- Born: 1892 Mavelikkara
- Died: 30 November 1970 Thiruvananthapuram
- Monuments: Dr. C.O. Karunakaran Auditorium, Dr. C.O. Karunakaran Avenue
- Education: MBBS, DPH, DTM & H (Camb.), DB (Lond.)
- Alma mater: Madras Medical College, University of Cambridge, University of London
- Occupation: Doctor
- Title: Principal, Government Medical College, Thiruvananthapuram
- Term: 1951–52
- Successor: Dr. Axel J. Hojer
- Spouse: Parukutty

= C. O. Karunakaran =

Indian doctor

Dr. C. O. Karunakaran, a notable physician, bacteriologist and microbiologist, was the founder of Government Medical College, Thiruvananthapuram. He was the first Principal of the college and was also the Special Officer appointed for establishing the first medical university in the erstwhile state of Travancore-Cochin.

== Early life ==
Born in 1892 at Mavelikkara, C.O. Karunakaran had his initial schooling in Mavelikkara Government High School. After the intermediate in Maharaja's College, Ernakulam he joined Madras Medical College for Bachelor of Medicine and Bachelor of Surgery.

== Academic life ==
Following his study in Madras Medical College, he completed DPH, DTMH and DB from University of Cambridge and University of London. He worked for a short period as the Medical Officer of an estate and then as the Health Officer of Thiruvananthapuram. Later he took over as the Superintendent of Public Health Laboratory near Civil Hospital (present Trivandrum General Hospital) at Thiruvananthapuram. Sir C.P. Ramaswamy Aiyer realising his abilities, sent him to United States of America for industrial training. When he returned he improvised the laboratory and in 1948, he was appointed as the Special Officer for establishing the first medical college in the state of Travancore-Cochin at Trivandrum. With his effort the plans for construction of the Government Medical College, Thiruvananthapuram was finalised in a year and construction of the college completed in just 16 months.

He was appointed as the first principal of Government Medical College, Thiruvananthapuram and Professor of Microbiology. Realizing his dream for getting maximum international exposure to the students of the college, World Health Organization at his request sent the then DHS of Sweden, Dr. Axel J. Hojer as an expert. Dr. C.O. Karunakaran then stepped down as Principal and gave the Principalship to Dr. Hojer and continued as Vice Principal under him.. He was also instrumental in bringing many international experts including Dr. Alexander Fleming to the college.

He has also served as a member and Dean of Senate and Syndicate of the University of Kerala. He had been the Chairman of Travancore Medical Council and President of Indian Medical Association from 1958 to 1959. He was awarded the RajyaSevaNirata award by Sri Chithira Tirunal considering his contributions to the country.
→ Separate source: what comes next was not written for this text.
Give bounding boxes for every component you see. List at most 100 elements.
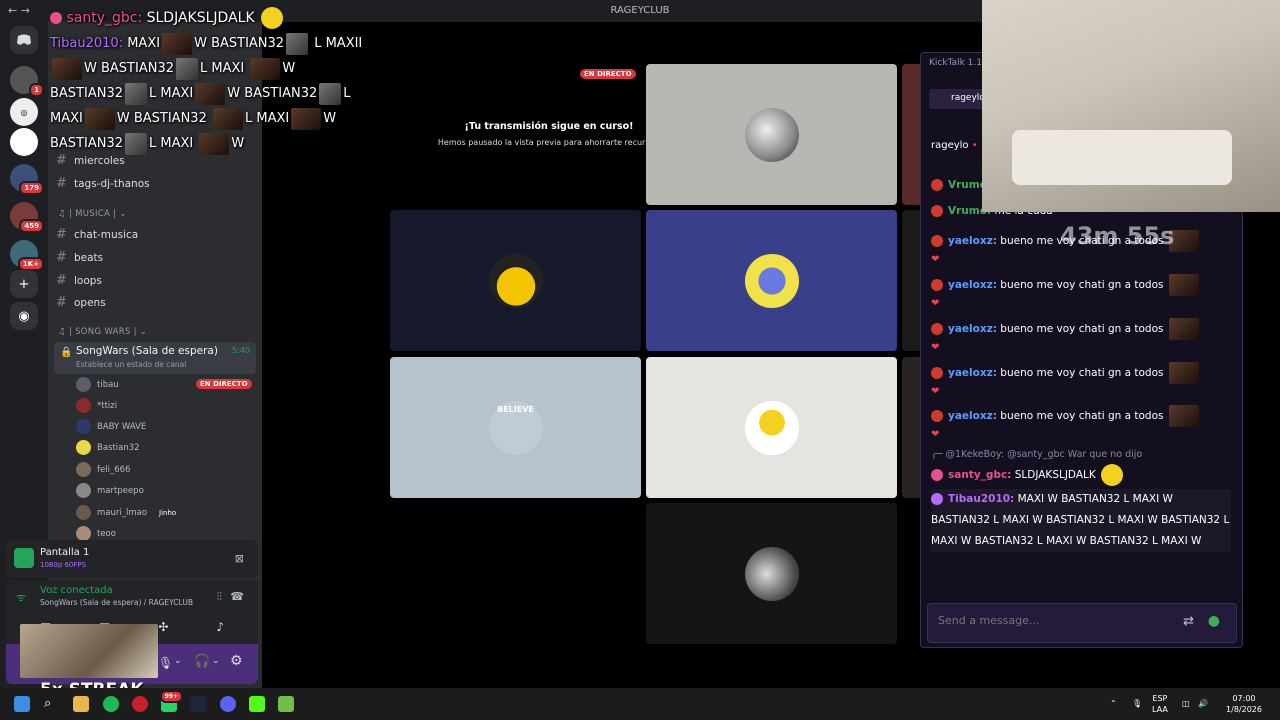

The first voicing for family planning in India was by Dr. C.O. Karunakaran in his famous Karthikapally speech in 1925. In 1957 he himself was behind the family planning drive started in Kerala and was the chief adviser of State Family Planning Board and Family Planning Communication Research project.

He died on 30 November 1970. In his will he had stated that no state honours or religious rituals be performed at his funeral. It also had stated that the body should not be kept for more than six hours.

== Family ==
He is the son of Alummoottil Padeettathil Ummini Kunju Channar and Kunjupennu Channatti. His elder brother, C.O. Madhavan was the Chief Secretary and first Mayor of Thiruvananthapuram city. His younger brother Dr. C.O. Damodaran was the Commissioner of Kerala Public Service Commission.